Anatomy of the posterior inferior cerebellar artery: relevance for C1-C2 puncture procedures.

作者信息

Brinjikji Waleed, Cloft Harry, Kallmes David F

机构信息

Mayo Medical School, Mayo Clinic, Rochester, Minnesota 55906, USA.

出版信息

Clin Anat. 2009 Apr;22(3):319-23. doi: 10.1002/ca.20785.

Abstract

Lateral C1-C2 puncture is associated with a number of complications including damage of aberrant posterior inferior cerebellar arteries (PICA). We propose to determine the frequency of cases in which the PICA originates or descends below C1, thus posing a risk to the patient undergoing lateral C1-C2 puncture. Two hundred and eleven consecutive patients who received bilateral or unilateral vertebral angiography for evaluation of cerebrovascular lesions were included in this study. In total, 346 PICAs were studied. Lateral vertebral angiograms were analyzed for the location of the origin of the PICA and the inferior-most portion of the PICA relative to three anatomical regions. Region 1 was defined as the region above the foramen magnum.

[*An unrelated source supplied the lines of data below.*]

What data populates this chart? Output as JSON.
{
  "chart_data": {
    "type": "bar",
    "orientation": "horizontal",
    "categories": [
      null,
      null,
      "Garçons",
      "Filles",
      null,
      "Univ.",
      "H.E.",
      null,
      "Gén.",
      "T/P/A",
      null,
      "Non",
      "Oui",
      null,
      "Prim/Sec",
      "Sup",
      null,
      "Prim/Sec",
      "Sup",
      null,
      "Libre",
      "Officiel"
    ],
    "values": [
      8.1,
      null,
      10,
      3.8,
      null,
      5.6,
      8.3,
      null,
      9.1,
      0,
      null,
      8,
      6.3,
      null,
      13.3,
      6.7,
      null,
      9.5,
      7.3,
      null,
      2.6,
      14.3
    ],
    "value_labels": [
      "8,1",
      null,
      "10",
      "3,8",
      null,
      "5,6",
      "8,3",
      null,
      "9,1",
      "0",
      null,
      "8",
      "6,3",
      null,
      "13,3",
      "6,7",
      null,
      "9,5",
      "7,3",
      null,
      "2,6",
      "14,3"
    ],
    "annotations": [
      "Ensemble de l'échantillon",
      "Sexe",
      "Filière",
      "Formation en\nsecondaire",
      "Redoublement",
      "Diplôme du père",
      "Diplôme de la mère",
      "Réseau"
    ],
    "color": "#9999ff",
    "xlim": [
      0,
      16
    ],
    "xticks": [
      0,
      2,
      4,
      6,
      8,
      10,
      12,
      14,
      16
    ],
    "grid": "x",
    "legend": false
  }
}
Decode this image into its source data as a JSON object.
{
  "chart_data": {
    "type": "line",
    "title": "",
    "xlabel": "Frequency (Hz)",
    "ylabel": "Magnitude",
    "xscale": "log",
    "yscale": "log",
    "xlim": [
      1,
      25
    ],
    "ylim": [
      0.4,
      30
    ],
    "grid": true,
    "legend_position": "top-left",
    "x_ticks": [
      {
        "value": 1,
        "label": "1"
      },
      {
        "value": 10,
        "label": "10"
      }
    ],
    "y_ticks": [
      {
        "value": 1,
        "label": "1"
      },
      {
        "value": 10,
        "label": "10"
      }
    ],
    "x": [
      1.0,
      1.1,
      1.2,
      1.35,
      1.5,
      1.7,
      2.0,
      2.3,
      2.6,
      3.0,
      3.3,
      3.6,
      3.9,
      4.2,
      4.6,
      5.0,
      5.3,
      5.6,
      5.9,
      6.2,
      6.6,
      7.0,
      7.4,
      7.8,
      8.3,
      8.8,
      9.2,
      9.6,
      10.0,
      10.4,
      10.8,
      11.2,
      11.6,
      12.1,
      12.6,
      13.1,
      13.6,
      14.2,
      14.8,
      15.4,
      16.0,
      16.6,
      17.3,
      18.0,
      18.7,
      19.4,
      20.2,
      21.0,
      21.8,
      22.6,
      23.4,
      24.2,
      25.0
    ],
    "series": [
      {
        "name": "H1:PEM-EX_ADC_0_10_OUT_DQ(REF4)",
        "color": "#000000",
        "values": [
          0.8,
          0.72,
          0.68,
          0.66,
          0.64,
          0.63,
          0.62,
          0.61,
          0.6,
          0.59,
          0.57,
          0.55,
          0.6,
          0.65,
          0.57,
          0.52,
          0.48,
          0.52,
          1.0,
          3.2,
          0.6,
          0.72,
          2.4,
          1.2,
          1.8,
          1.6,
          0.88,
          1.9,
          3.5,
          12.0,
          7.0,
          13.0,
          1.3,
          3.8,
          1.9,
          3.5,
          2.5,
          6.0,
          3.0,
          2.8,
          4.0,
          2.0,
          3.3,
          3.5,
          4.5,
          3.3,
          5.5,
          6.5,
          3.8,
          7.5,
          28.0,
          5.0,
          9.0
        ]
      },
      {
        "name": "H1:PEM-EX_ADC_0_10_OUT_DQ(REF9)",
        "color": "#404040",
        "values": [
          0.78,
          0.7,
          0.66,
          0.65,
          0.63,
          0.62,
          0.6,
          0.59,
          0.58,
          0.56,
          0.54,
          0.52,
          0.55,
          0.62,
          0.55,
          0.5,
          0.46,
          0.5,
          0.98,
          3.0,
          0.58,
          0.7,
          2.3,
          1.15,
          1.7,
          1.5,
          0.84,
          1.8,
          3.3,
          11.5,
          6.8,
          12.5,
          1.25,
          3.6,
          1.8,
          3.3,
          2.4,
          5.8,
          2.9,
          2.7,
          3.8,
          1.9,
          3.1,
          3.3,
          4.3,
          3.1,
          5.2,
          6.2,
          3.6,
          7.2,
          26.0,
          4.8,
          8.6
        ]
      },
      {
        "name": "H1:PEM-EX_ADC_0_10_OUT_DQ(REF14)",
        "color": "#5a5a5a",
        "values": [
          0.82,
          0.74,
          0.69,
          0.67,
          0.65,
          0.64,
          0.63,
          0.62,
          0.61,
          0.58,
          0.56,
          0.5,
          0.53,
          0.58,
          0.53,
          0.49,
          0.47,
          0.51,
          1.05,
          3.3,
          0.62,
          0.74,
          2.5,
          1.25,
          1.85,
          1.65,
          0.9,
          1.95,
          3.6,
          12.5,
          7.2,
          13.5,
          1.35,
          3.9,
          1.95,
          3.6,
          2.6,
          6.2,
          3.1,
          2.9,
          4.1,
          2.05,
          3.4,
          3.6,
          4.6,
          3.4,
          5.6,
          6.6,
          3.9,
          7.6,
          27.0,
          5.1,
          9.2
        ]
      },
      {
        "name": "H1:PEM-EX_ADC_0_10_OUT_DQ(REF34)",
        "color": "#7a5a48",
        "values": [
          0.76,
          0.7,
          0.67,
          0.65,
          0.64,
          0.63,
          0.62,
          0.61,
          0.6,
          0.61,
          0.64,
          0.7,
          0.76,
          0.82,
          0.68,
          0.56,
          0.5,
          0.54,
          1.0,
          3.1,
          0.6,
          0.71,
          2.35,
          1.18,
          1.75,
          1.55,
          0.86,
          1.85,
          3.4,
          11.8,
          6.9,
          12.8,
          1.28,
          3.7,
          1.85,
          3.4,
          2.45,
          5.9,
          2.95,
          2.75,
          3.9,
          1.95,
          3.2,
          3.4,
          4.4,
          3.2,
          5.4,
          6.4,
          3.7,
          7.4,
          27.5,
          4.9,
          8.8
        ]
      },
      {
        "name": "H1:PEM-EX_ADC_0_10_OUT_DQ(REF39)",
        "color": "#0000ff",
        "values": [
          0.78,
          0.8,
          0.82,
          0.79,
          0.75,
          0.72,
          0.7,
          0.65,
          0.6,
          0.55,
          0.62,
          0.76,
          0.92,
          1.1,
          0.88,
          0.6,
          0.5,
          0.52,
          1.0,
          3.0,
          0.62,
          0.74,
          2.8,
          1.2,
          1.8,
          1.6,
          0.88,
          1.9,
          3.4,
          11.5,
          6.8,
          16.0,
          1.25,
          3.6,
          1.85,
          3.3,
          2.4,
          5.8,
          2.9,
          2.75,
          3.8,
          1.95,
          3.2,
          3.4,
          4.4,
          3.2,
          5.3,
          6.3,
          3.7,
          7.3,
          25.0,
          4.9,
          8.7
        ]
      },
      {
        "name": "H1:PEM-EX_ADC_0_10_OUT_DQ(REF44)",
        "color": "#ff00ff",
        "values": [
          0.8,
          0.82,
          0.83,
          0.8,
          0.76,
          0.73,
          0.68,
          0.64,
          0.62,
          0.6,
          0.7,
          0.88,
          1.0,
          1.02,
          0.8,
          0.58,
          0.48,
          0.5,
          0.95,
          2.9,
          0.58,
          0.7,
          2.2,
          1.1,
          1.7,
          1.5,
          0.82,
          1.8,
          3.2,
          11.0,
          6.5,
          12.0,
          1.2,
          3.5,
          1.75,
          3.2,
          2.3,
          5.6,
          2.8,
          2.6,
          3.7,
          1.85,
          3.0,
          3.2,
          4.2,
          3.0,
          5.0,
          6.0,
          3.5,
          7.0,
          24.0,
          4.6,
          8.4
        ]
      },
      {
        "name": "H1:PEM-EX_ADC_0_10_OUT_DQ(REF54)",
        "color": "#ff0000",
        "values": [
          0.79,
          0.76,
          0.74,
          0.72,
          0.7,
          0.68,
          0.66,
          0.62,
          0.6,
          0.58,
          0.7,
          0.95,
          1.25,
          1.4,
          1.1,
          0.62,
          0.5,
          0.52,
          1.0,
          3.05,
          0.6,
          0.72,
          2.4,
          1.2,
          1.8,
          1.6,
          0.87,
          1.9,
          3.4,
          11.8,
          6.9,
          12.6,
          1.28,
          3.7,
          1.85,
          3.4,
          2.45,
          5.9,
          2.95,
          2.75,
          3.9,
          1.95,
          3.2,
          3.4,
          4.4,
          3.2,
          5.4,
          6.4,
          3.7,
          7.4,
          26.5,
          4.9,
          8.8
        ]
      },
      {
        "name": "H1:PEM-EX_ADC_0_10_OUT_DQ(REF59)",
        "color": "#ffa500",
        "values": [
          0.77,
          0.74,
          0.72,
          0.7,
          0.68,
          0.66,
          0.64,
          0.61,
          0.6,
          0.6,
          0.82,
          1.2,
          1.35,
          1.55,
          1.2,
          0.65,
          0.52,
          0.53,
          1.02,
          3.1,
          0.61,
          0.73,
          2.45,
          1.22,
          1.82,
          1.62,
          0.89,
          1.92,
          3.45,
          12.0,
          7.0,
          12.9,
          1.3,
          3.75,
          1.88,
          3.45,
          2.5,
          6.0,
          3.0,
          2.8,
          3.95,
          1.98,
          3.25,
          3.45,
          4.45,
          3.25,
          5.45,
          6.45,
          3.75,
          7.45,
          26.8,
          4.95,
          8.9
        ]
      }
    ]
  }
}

Region 2 was defined as the region below the foramen magnum but above the inferior border of the posterior arch of C1. Region 3 was defined as the region below the inferior border of the posterior arch of C1. In 2 of 346 angiograms (0.6%) and 2 of 211 patients (0.9%), the caudal loop of the PICA descended to Region 3. The PICA did not originate in Region 3 in any cases. In approximately 1% of patients in our study, the caudal loop of the PICA descended into a region that may have placed it at risk for damage during C1-C2 puncture. Our study suggests that it may be important for radiologists to assess the arterial anatomy of the C1-C2 region before performing C1-C2 puncture.

摘要

C1-C2外侧穿刺会引发多种并发症,包括损伤异常的小脑后下动脉(PICA)。我们旨在确定PICA起源于或下行至C1以下从而对接受C1-C2外侧穿刺的患者构成风险的病例发生率。本研究纳入了211例连续接受双侧或单侧椎动脉血管造影以评估脑血管病变的患者。总共研究了346条PICA。对椎动脉外侧血管造影进行分析,以确定PICA的起源位置以及PICA相对于三个解剖区域的最下端部分。区域1定义为枕骨大孔上方的区域。区域2定义为枕骨大孔下方但在C1后弓下缘上方的区域。区域3定义为C1后弓下缘下方的区域。在346例血管造影中的2例(0.6%)以及211例患者中的2例(0.9%)中,PICA的尾袢下行至区域3。在任何情况下,PICA均未起源于区域3。在我们研究的约1%的患者中,PICA的尾袢下行至一个在C1-C2穿刺过程中可能使其有受损风险的区域。我们的研究表明,放射科医生在进行C1-C2穿刺前评估C1-C2区域的动脉解剖结构可能很重要。